3 months ago
I'm having an issue where my database is simply unreachable, I've tried a re-deploy, restarting it and nothing happens, I can see the logs and it's still up.
that's causing us a downtime
9 Replies
3 months ago
Unreachable over the private or public network?
3 months ago
over private networking as it seems but weirdely enough I can reach it over Tailscale
3 months ago
does this help?

3 months ago
What is the source service that is trying to access the database
3 months ago
3 months ago
Can the data tab access it if you add a TCP proxy
3 months ago
Yeah I'm able
3 months ago
moving it over to us-west also didn't make any difference, healthchecks don't even go through
3 months ago
I'm not seeing other reports, and the database and backend aren't using the beta IPv4 networking, so I'm not sure of the issue.
I'm also not seeing any errors in the logs besides the failing health check?
3 months ago
let me try railway ssh
3 months ago
psql is able to connect, yeah might be our fault
3 months ago
will investigate more
3 months ago
psql over the private network?
3 months ago
did ssh into the service container, installed psql there and a connection was made
3 months ago
just weird that we're getting these errors from the database

3 months ago
even tho no deploy was made and the postgres metrics is normal
3 months ago
What is your timeout set to?
3 months ago
whatever typeorm uses by default
3 months ago
i'll try increasing it but doubt its that
3 months ago
even satellite services, with totally different source code than ours, are also unable to connect to our databse
I don't know if it's related but I am having something somewhat similar, one of my services stopped working and when restarting the deploy fails on the health check. it looks like it might be unable to connect to the pg db that I have running, but I can connect to it over public network, (maybe private network issue?) nothing have changed in the service in the last few days no new deployments no changes.

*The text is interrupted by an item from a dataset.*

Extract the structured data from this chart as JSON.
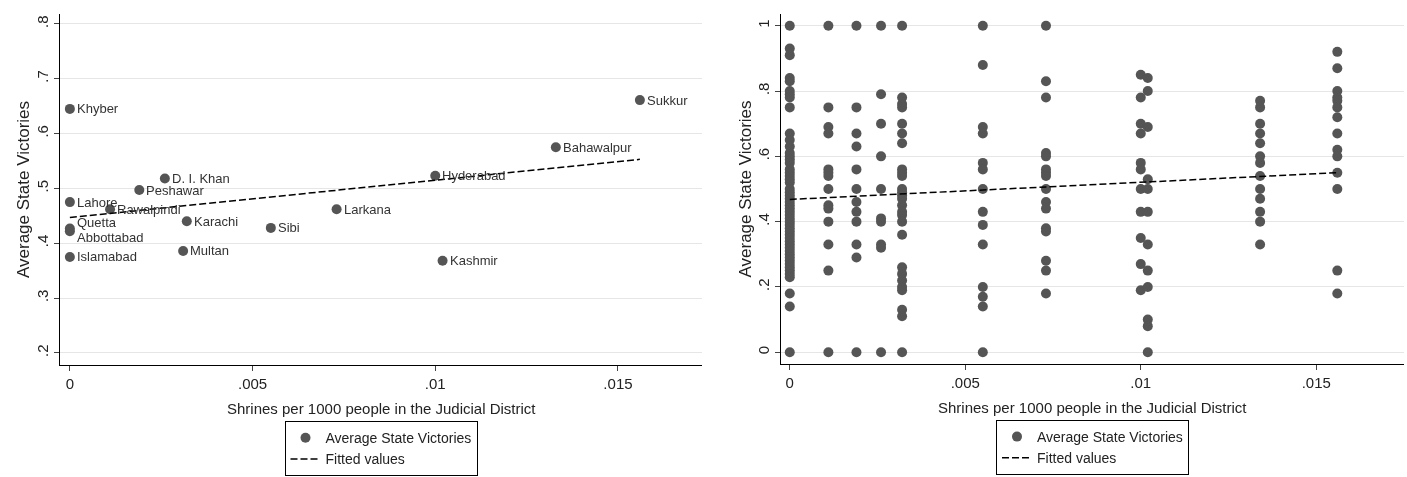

Any support would be appreaciated
3 months ago
same here, still unable to debug
3 months ago
seems like that some connections go through
3 months ago
now the problem is also affecting our other project, completely unrelated
One strange thing I noticed is that the "Architecture" UI for a PG DB usually show how much of the db storage is used, and it does for the project that I still have running fine, but not longer does that for the one that is having the problem
see the difference in the screenshots


3 months ago
ohh same here
3 months ago
wish I could dettach the volume re-attach to another service
3 months ago
tried to do a backup and restore from it, still having issues
3 months ago
all of our major providers are still up and no issues whatsover
3 months ago
I have the same problem. I can access it internally from my Node app, but it's inaccessible from an external app. It's not possible to access it from DBeaver or a Java connection.
3 months ago
can anyone from the Railway team confirm that they're looking into it? would keep me calm
3 months ago
HELP!! railway team, conexion not found
3 months ago
dumping the database and restoring it into another service solved my issue for one of my projects
volume size appears ok without any problems
3 months ago
When did you all first see errors?
3 months ago
14:30-14:50 Brazilian time
3 months ago
my only issue now is with this database:
3 months ago
I gotta start asking for timestamps in UTC
3 months ago
in your timezone:
3 months ago
Please provide a direct link to your database.
3 months ago
3 months ago
I'm sorry but that's not quite what I asked for, please provide the URL of your browser's omni bar while opened to the database.
3 months ago
Hello!
We're acknowledging your issue and attaching a ticket to this thread.
We don't have an ETA for it, but, our engineering team will take a look and you will be updated as we update the ticket.
Please reply to this thread if you have any questions!
3 months ago
I've rasied this to the infra team.
3 months ago
3 months ago
Please, my job depends on this, I have clients working who can't use the service.
3 months ago
people that highly depends on their service, do a pgdump and pgrestore to another service, I'm in the middle of doing it for another project of ours.
3 months ago
also, use an ubuntu container and railway ssh for a faster dump
3 months ago
How do you connect? I can't connect.
3 months ago
just did a pgrestore and pgdump for both of our databases and they're back up again, feel free to do anything to those services (well, as long as you don't delete them)
3 months ago
make sure to increase your connections count to a really high value and then try to connect
3 months ago
our connections were pilling up and thus we were getting too many clients
3 months ago
We are actively looking into the cause.
3 months ago
and obviously, run a railway backup just to be sure
3 months ago
it already works!! thanks
2 months ago
Hi, can I know what happened?
2 months ago
A host's networking locked up.
2 months ago
✅ The ticket Database performance issue has been marked as completed.
2 months ago
great to know, would a high availability pg cluster prevent that from happening in the future or was that happening on the service itself? looking for ways to prevent that from happening again.
2 months ago
Unlikely, since something could go wrong with the pooler service, there's still a single point of failure.
2 months ago
there's probably someway to replicate that, for the service would replicas do the trick? i dont know if they're deployed to the same host
2 months ago
They are not deployed on the same host, but then your own code would have to handle fallback to another pooler if one isn't available, since we don't handle that on the private network
2 months ago
probably i would also need an API gateway to automatically fail over in case a service replica goes down, damn HA is hard 💀
2 months ago
fair enough, will look into ways, thanks brody
2 months ago
thread can be closed
2 months ago
No problem!
2 months ago
!s
Status changed to Solved brody • 3 months ago